Realizing this, he many years ago altered his will so that all of his
collection was to be presented to the museum in the town where he had
grown up. Also included was a quite handsome sum to cover security and
display costs.
Time passed, as it always does, and last year, John died peacefully in
his sleep. What John hadn't foreseen was the breakup of the Soviet
Union, and the opening up of the former communist countries to Western
eyes. The value of John's collection had shot through the roof, in
comparison with what he had considered its monetary value, and his
surviving relatives began to cast envious eyes on the artwork.
The situation was made considerably worse when, during cataloguing, it
was discovered that the collection included a long lost work by a famous
French impressionist, with a value commensurate with its creators fame.

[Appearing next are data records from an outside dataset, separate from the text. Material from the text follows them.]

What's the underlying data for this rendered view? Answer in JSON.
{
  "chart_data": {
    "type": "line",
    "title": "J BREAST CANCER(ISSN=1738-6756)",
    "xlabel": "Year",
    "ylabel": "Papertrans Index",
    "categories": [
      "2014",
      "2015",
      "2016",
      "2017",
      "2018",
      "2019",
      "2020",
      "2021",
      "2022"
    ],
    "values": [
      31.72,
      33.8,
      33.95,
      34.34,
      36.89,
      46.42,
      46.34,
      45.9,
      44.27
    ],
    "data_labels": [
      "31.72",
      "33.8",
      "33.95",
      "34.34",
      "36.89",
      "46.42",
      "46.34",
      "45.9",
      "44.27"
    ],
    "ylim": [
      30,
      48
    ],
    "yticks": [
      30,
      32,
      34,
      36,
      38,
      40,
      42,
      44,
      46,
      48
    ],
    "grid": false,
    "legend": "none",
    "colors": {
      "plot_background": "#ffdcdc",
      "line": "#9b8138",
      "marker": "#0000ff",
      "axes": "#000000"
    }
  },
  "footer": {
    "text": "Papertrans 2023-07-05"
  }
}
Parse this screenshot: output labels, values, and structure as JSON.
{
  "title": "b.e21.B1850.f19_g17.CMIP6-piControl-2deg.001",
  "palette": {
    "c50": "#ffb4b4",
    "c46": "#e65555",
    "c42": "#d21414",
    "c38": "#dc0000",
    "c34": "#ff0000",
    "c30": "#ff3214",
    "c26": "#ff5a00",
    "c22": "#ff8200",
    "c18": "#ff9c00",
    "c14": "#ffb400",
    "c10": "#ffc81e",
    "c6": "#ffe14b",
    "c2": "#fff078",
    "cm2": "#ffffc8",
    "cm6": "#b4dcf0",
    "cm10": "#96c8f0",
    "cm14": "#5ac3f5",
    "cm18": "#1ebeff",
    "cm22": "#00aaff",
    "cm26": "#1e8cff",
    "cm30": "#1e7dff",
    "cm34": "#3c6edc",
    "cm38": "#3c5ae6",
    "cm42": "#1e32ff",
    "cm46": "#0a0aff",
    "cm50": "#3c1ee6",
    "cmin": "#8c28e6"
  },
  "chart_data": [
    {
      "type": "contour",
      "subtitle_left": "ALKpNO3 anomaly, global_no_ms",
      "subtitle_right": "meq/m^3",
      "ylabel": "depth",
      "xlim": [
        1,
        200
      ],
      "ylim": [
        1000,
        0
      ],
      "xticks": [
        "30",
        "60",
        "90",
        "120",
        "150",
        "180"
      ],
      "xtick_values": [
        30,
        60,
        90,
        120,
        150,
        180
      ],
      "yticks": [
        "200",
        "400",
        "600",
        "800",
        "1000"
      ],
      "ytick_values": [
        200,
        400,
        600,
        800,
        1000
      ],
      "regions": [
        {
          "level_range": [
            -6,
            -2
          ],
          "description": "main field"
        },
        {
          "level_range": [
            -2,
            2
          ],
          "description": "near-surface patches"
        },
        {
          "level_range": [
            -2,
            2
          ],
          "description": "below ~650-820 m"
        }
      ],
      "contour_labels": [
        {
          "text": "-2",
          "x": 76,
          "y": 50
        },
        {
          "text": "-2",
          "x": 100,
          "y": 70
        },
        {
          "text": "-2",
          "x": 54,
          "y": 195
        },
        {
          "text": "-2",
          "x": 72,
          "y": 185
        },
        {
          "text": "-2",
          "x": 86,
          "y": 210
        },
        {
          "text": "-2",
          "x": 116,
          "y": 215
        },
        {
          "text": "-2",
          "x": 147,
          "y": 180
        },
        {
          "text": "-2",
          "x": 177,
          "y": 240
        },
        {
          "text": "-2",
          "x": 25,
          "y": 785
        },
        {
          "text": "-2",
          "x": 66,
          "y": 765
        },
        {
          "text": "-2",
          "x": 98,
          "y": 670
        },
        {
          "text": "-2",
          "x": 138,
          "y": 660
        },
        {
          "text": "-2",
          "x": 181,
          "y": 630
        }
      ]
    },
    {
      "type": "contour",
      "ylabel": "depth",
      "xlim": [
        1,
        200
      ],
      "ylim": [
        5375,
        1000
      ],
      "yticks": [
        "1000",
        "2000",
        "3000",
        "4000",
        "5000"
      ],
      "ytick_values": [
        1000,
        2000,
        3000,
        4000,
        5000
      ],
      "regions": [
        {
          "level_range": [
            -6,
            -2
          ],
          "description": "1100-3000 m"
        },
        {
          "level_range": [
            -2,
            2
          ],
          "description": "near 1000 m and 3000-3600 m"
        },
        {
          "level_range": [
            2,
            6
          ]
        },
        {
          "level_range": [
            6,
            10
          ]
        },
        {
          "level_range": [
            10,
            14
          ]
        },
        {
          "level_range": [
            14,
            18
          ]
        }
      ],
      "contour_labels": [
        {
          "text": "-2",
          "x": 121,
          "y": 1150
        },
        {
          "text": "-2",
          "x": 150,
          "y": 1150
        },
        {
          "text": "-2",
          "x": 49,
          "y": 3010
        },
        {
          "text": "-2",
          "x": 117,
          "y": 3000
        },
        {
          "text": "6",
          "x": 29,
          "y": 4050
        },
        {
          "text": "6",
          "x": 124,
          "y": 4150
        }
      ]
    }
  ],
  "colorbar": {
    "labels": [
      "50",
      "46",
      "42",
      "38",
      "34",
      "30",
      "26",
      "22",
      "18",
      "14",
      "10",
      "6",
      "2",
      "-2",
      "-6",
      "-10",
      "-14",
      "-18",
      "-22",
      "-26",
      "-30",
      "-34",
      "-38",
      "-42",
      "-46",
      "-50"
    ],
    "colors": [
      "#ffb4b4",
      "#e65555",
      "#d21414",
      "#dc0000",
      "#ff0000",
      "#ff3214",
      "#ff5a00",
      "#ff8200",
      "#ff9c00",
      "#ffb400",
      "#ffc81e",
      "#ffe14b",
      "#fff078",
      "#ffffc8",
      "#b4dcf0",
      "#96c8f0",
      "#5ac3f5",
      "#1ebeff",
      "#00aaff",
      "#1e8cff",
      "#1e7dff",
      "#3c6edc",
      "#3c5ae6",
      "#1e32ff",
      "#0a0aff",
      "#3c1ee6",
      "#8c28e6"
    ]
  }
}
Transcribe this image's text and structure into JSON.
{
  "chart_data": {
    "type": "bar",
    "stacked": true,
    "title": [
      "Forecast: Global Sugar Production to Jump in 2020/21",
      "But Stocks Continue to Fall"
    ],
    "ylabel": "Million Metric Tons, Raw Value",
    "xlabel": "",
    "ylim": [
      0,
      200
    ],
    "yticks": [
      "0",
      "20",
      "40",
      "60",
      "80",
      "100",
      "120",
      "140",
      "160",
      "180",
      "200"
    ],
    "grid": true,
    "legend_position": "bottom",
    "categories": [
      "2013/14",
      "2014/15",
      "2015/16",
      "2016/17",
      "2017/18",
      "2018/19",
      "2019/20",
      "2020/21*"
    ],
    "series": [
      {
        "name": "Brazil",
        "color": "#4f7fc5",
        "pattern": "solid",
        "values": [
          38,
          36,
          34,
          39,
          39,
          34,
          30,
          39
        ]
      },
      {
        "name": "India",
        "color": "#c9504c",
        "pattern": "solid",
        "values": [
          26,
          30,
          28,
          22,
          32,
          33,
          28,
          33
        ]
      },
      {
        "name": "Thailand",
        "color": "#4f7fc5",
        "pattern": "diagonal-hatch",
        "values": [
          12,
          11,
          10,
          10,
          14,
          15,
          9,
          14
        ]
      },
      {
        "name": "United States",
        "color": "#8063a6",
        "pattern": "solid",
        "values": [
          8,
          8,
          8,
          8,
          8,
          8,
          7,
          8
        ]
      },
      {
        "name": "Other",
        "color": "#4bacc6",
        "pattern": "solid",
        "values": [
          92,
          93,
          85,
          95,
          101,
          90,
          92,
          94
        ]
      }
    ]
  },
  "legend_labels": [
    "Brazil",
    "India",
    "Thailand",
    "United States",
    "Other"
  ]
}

All the relatives screamed loudly, and demanded that the will be
contested in court. Some of them wanted all the paintings for
themselves, but most were willing to allow the museum to have all except
the French example and maybe even that one, as long as the museum was
willing to pay a "reasonable price" for them.
As with all such cases, the more money involved, the faster the case is
heard, and the longer it takes to hear it. Thus, it was only last week
that the judge handed down his decision.
He found that the provision in the will was clearly stated, and
perfectly reasonable. He therefor awarded the paintings to the museum,
doing so in the clearest terms he could find. Indeed, his summation is
a masterpiece of clarity.
"From the terms of this will it is plain to see....
...You get your Monet for nothing, and your Czech's for free."